FDA Is Right to Reject Swedish Match’s Flawed Application to Remove Health Warnings on Its Smokeless Tobacco Products
Statement of Matthew L. Myers, President, Campaign for Tobacco-Free Kids
December 14, 2016
WASHINGTON, D.C. – The Food and Drug Administration today denied an application by the Swedish Match tobacco company to eliminate or weaken required health warnings for eight of its snus smokeless tobacco products and allow these products to be marketed as “modified risk tobacco products” that are less harmful than other tobacco products. Swedish Match had asked the FDA to completely eliminate the congressionally-mandated warnings that smokeless tobacco products can cause mouth cancer and gum disease and to revise the warning that smokeless tobacco products are “not a safe alternative to cigarettes.”
The FDA had no choice but to reject this application based on the current record because Swedish Match failed to provide sufficient scientific evidence to support its claims and failed to meet the standard set by law for allowing modified risk claims. As the FDA accurately concluded, the evidence does not support claims that Swedish Match’s products cannot cause mouth cancer, tooth loss or gum disease. Swedish Match also failed to provide evidence that if its requests were granted, current tobacco users would change their behavior and would switch to one of its snus products.
Before allowing modified risk claims, a 2009 federal law – the Family Smoking Prevention and Tobacco Control Act – requires the FDA to look at whether a product, as actually used by consumers, will significantly reduce harm and the risk of tobacco-related disease to individual users and benefit the health of the population as a whole. In other words, the FDA must consider whether allowing the claim would increase the number of people, including kids, who start using tobacco products or reduce the number of current tobacco users who quit.
This was not a case of the FDA setting the bar too high or requiring too much scientific evidence. It was a situation in which a company failed to meet the most basic criteria required by the Tobacco Control Act. Indeed, while rejecting outright Swedish Match’s request regarding tooth loss and gum disease, the FDA deferred final action on Swedish Match’s two other requests to enable the company to revise its application, supplement the supporting evidence and conduct new studies within two years if it chooses to proceed.
In rejecting this proposal, the FDA made clear that it is prepared to grant a properly prepared modified risk application that seeks to make clear, understandable and scientifically accurate statements about the health risks of particularly products. A properly prepared application could well have received a different result, but the flaws in this application made it impossible for the FDA to approve it.
The Campaign for Tobacco-Free Kids, along with the Tobacco Control Legal Consortium, had filed extensive comments with the FDA opposing the Swedish Match application, raising many of the deficiencies cited by the agency.
Additional Information
Under the 2009 law that authorized the FDA to regulate tobacco products, tobacco companies can apply to the FDA to make a “modified risk” claim that a specific tobacco product is less harmful than other tobacco products, but they must meet criteria set by the law before they can do so.
Specifically, the law requires a company to demonstrate that the product “as it is actually used by consumers, will (A) significantly reduce harm and the risk of tobacco-related disease to individual tobacco users; and (B) benefit the health of the population as a whole,” taking into account both users and non-users of tobacco products.

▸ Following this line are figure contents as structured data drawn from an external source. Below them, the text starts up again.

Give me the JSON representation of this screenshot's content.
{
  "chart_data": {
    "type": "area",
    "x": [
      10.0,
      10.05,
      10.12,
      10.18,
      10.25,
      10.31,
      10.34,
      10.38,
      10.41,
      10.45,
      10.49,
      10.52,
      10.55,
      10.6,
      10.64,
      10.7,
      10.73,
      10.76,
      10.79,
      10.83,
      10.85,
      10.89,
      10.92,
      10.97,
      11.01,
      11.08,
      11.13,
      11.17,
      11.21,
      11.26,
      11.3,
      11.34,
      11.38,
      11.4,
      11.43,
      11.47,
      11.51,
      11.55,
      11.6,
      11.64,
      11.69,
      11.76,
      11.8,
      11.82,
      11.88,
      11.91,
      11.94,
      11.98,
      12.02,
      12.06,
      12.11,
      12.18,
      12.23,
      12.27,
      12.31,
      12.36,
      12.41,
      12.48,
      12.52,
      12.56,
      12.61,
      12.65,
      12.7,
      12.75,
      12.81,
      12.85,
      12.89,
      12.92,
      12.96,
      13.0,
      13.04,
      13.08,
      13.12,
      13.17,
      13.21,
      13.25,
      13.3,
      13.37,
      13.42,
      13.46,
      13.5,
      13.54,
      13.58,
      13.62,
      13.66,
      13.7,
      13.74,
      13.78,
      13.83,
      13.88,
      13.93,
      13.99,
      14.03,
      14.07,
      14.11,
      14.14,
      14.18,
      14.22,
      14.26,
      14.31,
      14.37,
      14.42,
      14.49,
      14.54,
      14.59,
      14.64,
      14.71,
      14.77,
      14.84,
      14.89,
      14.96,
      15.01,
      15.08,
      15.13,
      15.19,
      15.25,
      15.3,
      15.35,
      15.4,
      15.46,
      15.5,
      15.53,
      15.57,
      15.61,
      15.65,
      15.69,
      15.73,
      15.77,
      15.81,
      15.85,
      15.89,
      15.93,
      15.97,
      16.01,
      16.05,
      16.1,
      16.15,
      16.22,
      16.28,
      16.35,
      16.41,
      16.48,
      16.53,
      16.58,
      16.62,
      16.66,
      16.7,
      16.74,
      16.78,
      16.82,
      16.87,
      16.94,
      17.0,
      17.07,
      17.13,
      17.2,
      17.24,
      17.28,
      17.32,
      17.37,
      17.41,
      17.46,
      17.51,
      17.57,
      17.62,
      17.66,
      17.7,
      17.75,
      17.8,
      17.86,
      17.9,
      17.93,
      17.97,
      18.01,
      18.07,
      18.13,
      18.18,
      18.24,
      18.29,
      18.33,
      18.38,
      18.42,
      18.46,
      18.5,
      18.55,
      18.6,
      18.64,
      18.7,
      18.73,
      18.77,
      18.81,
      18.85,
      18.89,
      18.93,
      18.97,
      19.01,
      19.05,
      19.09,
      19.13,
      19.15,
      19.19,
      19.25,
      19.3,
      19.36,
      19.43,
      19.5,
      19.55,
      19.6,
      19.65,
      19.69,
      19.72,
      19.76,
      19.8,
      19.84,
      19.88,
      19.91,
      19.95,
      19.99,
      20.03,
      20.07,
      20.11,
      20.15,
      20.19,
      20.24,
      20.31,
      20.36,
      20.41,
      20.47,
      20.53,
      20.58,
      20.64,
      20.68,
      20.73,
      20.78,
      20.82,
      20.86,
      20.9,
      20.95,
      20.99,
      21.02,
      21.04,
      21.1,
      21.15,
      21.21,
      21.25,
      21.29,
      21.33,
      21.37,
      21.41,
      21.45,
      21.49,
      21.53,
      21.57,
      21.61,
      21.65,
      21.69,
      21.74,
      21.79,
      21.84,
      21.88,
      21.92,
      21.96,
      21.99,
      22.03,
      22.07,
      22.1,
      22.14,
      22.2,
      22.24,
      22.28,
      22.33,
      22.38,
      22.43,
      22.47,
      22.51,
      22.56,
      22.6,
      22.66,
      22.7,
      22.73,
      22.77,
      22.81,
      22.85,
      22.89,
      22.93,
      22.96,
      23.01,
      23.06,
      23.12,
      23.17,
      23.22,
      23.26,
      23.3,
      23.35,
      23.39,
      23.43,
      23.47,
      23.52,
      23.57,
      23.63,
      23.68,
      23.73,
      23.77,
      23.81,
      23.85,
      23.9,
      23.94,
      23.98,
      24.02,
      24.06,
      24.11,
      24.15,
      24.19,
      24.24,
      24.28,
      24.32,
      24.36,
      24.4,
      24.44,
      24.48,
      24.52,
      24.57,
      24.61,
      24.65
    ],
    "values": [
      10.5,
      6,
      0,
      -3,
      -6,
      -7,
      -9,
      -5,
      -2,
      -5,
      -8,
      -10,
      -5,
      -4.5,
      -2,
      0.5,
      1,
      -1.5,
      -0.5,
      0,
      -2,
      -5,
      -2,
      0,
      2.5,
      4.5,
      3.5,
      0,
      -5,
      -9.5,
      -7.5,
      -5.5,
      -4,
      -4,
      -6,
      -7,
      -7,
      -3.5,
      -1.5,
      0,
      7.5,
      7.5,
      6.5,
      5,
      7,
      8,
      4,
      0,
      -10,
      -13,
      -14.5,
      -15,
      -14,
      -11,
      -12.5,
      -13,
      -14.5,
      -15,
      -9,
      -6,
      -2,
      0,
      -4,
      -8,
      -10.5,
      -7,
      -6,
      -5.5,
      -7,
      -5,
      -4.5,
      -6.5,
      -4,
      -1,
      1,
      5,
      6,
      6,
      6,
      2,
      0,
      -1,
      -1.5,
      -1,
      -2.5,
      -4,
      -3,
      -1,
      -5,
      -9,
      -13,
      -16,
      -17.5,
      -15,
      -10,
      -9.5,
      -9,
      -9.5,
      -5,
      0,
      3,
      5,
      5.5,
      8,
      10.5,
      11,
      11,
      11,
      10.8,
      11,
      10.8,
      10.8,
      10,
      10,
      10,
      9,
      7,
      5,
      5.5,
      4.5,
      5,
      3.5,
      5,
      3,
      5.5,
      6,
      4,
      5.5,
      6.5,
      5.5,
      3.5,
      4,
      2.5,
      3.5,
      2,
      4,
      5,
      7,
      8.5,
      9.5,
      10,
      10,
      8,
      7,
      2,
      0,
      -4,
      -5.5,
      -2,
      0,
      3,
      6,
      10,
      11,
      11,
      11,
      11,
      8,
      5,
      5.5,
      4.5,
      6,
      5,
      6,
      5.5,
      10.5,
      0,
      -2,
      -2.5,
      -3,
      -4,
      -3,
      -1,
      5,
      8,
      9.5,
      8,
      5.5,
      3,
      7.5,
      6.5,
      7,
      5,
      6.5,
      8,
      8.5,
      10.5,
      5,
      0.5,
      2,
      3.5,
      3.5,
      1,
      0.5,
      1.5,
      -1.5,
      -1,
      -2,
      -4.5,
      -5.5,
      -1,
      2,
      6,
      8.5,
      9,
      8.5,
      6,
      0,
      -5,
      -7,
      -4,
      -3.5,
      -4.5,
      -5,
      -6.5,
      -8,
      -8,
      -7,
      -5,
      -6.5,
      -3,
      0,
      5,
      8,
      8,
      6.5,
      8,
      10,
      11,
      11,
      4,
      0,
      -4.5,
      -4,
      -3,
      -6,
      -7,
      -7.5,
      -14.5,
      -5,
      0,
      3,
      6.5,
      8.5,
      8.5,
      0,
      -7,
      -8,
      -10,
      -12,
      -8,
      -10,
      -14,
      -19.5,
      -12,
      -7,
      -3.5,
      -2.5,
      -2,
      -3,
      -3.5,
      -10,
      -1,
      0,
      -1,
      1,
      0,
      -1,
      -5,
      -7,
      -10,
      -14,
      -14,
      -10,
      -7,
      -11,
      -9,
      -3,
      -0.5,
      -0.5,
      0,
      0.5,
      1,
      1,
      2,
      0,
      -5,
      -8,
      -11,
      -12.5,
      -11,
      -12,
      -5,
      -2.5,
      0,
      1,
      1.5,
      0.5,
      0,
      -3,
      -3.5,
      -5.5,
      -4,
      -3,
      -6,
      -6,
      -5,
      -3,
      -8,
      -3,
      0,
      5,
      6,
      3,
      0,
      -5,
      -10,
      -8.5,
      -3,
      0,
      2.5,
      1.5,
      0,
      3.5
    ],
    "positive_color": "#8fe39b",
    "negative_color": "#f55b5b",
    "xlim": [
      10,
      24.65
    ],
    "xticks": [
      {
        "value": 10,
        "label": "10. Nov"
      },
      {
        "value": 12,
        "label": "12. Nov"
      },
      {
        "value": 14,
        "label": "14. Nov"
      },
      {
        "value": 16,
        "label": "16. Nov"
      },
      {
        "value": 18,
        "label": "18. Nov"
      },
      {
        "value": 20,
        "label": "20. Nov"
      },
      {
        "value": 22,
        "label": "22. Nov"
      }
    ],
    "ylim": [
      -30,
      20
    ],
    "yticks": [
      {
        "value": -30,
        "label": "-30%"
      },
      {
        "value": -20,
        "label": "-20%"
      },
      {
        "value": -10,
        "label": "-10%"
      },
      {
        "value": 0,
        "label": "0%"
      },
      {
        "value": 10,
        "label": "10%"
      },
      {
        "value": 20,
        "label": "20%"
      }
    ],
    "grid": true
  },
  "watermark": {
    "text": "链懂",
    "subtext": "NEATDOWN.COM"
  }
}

In other words, the FDA must ensure that any reduction in harm to individual tobacco users is not offset by increasing the number of people, including kids, who start using tobacco products or reducing the number of current tobacco users who quit.
The modified risk process is intended for companies seeking to make a specific claim that a designated tobacco product is less harmful than other products. However, instead of asking permission to make such a claim, Swedish Match sought to use its modified risk application to change the statutory warning labels as they apply to eight of its snus smokeless tobacco products.
Under current law, all smokeless tobacco products are required to bear one of the following warning labels:
WARNING: This product can cause mouth cancer.
WARNING: This product can cause gum disease and tooth loss
WARNING: This product is not a safe alternative to cigarettes
WARNING: Smokeless tobacco is addictive.
Swedish Match proposed to eliminate the first two warnings altogether and to change the text of the third to read, “No tobacco product is safe, but this product presents substantially lower risks to health than cigarettes.” The net result would have been that the proposed warnings for these products would not mention any specific disease or disease risk and the only health harm mentioned would be that the products are “addictive.” The FDA properly found that such a result would not be sufficient to warn the public against the dangers posed by these products and would not benefit public health.